Grécia

Kyriakos Mitsotakis, um conservador que apostou tudo na recuperação econômica

O líder do Nova Democracia (ND), primeiro-ministro de 2019 até ao fim de maio, irá reassumir o cargo de chefe de governo

Kyriakos Mitsotakis, líder do partido Nova Democracia, discursa após a vitória no segundo turno das eleições geraisKyriakos Mitsotakis, líder do partido Nova Democracia, discursa após a vitória no segundo turno das eleições gerais - Foto: Louisa Gouliamaki / AFP

Kyriakos Mitsotakis, que venceu com folga as eleições legislativas deste domingo (25) na Grécia, é um conservador que apostou na recuperação econômica de seu país, embora seja criticado por sua posição sobre a questão migratória.

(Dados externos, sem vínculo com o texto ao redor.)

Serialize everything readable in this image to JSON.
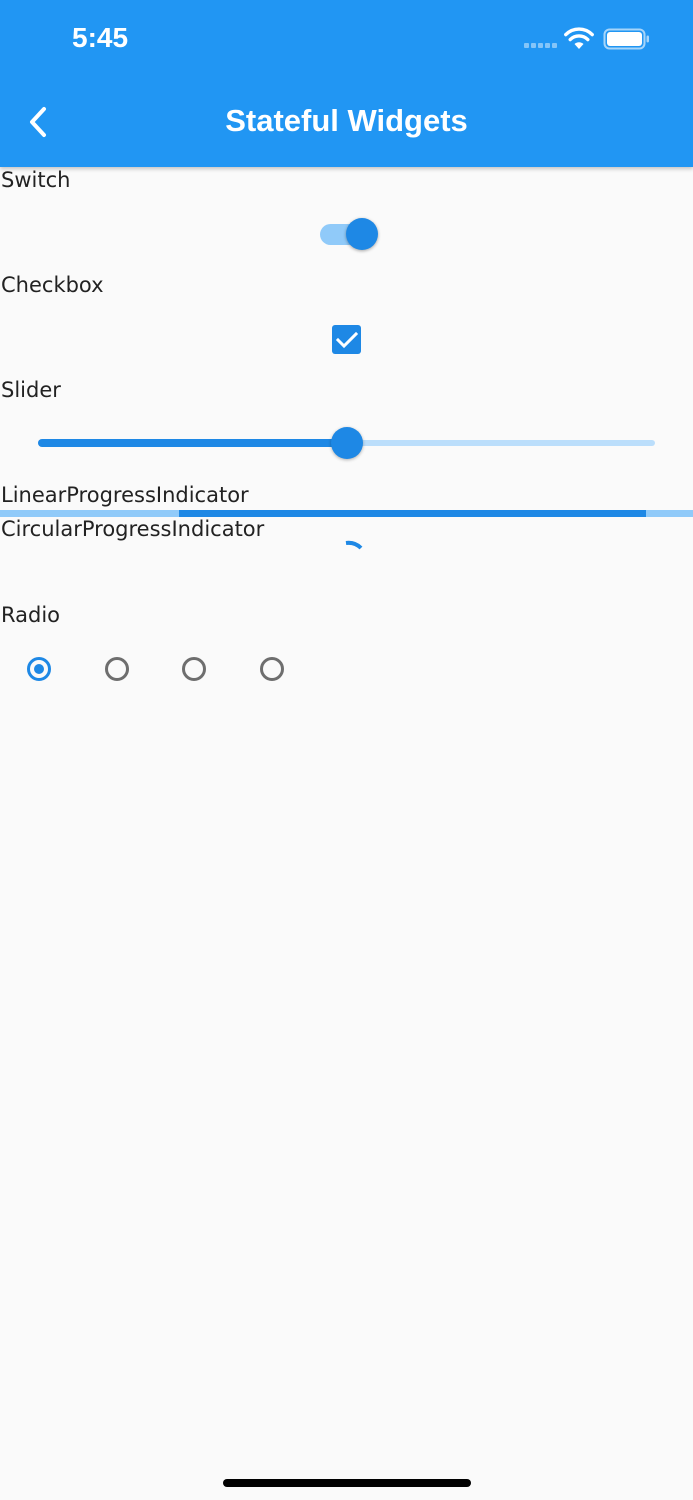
{
  "status_bar": {
    "time": "5:45"
  },
  "app_bar": {
    "title": "Stateful Widgets",
    "back_icon": "chevron-left-icon"
  },
  "colors": {
    "primary": "#2196f3",
    "accent": "#1e88e5",
    "light_accent": "#90caf9",
    "background": "#fafafa"
  },
  "switch": {
    "label": "Switch",
    "on": true
  },
  "checkbox": {
    "label": "Checkbox",
    "checked": true
  },
  "slider": {
    "label": "Slider",
    "value": 0.5
  },
  "linear_progress": {
    "label": "LinearProgressIndicator",
    "indeterminate": true
  },
  "circular_progress": {
    "label": "CircularProgressIndicator",
    "indeterminate": true
  },
  "radio": {
    "label": "Radio",
    "options": 4,
    "selected_index": 0
  }
}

O líder do Nova Democracia (ND), primeiro-ministro de 2019 até ao fim de maio, irá reassumir o cargo de chefe de governo, depois que seu partido obteve a maioria absoluta de 157 das 300 cadeiras do parlamento, segundo resultados parciais.

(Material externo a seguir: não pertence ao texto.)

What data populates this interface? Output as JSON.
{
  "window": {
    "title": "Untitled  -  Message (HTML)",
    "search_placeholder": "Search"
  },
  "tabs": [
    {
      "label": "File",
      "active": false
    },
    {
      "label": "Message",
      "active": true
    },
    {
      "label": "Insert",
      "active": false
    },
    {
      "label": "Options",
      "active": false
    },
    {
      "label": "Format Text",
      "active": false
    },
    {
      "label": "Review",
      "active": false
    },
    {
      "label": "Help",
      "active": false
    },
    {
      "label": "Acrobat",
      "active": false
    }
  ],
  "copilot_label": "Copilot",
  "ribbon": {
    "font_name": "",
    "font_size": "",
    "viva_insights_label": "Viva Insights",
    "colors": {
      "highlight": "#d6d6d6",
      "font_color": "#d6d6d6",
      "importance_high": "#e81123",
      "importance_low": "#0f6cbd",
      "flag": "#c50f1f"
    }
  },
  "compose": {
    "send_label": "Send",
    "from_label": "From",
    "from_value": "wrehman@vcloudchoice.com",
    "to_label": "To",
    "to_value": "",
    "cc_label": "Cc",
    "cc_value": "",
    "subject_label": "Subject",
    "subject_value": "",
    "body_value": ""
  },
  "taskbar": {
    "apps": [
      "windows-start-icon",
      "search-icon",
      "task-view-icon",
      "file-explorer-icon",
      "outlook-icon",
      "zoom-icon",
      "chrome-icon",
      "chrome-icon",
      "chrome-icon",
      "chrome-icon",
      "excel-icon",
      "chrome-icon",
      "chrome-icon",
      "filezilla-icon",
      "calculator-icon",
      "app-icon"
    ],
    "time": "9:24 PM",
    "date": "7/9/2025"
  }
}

Durante sua campanha, Mitsotakis prometeu aumentos salariais, principalmente para a população de menor renda, principal preocupação dos gregos, em um contexto de custo de vida elevado.

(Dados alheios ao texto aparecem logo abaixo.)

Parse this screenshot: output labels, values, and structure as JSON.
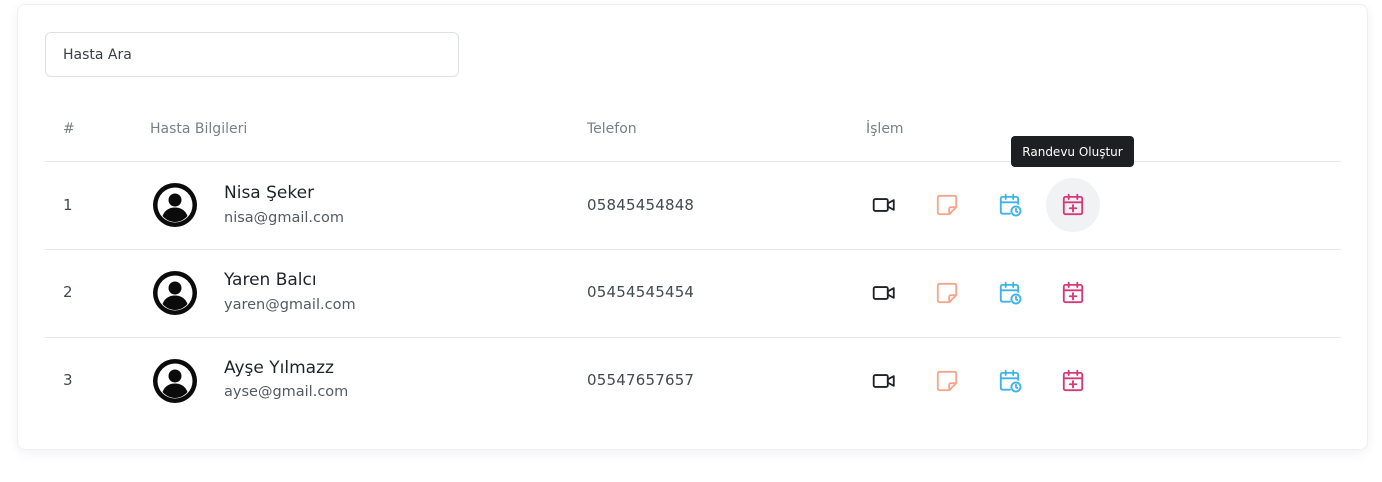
{
  "search": {
    "placeholder": "Hasta Ara",
    "value": ""
  },
  "table": {
    "headers": [
      "#",
      "Hasta Bilgileri",
      "Telefon",
      "İşlem"
    ],
    "rows": [
      {
        "index": "1",
        "name": "Nisa Şeker",
        "email": "nisa@gmail.com",
        "phone": "05845454848"
      },
      {
        "index": "2",
        "name": "Yaren Balcı",
        "email": "yaren@gmail.com",
        "phone": "05454545454"
      },
      {
        "index": "3",
        "name": "Ayşe Yılmazz",
        "email": "ayse@gmail.com",
        "phone": "05547657657"
      }
    ]
  },
  "actions": {
    "icons": [
      "video-camera-icon",
      "sticky-note-icon",
      "calendar-clock-icon",
      "calendar-plus-icon"
    ],
    "colors": {
      "video": "#1f2329",
      "note": "#f4a58a",
      "schedule": "#3fb3e8",
      "create": "#d6397a"
    }
  },
  "tooltip": {
    "text": "Randevu Oluştur"
  }
}
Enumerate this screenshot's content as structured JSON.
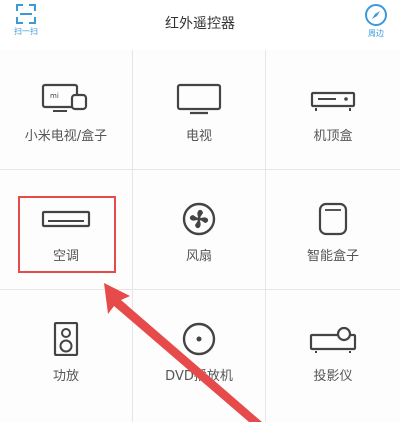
{
  "header": {
    "title": "红外遥控器",
    "scan_label": "扫一扫",
    "nearby_label": "周边"
  },
  "accent_color": "#3a9bd8",
  "highlight_color": "#e74a4a",
  "devices": [
    {
      "label": "小米电视/盒子",
      "icon": "mi-tv-box-icon"
    },
    {
      "label": "电视",
      "icon": "tv-icon"
    },
    {
      "label": "机顶盒",
      "icon": "set-top-box-icon"
    },
    {
      "label": "空调",
      "icon": "air-conditioner-icon"
    },
    {
      "label": "风扇",
      "icon": "fan-icon"
    },
    {
      "label": "智能盒子",
      "icon": "smart-box-icon"
    },
    {
      "label": "功放",
      "icon": "amplifier-icon"
    },
    {
      "label": "DVD播放机",
      "icon": "dvd-player-icon"
    },
    {
      "label": "投影仪",
      "icon": "projector-icon"
    }
  ],
  "highlighted_device": "空调"
}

O líder conservador também prometeu realizar contratações em massa no setor público de saúde, afetado por uma escassez grave de recursos desde a crise financeira e os programas de austeridade impostos a numerosos serviços públicos.

- Dinastia política de Creta -

Originário de uma dinastia política cretense, Kyriakos Mitsotakis é filho do ex-primeiro-ministro Konstantinos Mitsotakis (1990-1993). Sua irmã foi ministra das Relações Exteriores e um de seus sobrinhos é o atual prefeito de Atenas. Outro foi seu assessor até 2022.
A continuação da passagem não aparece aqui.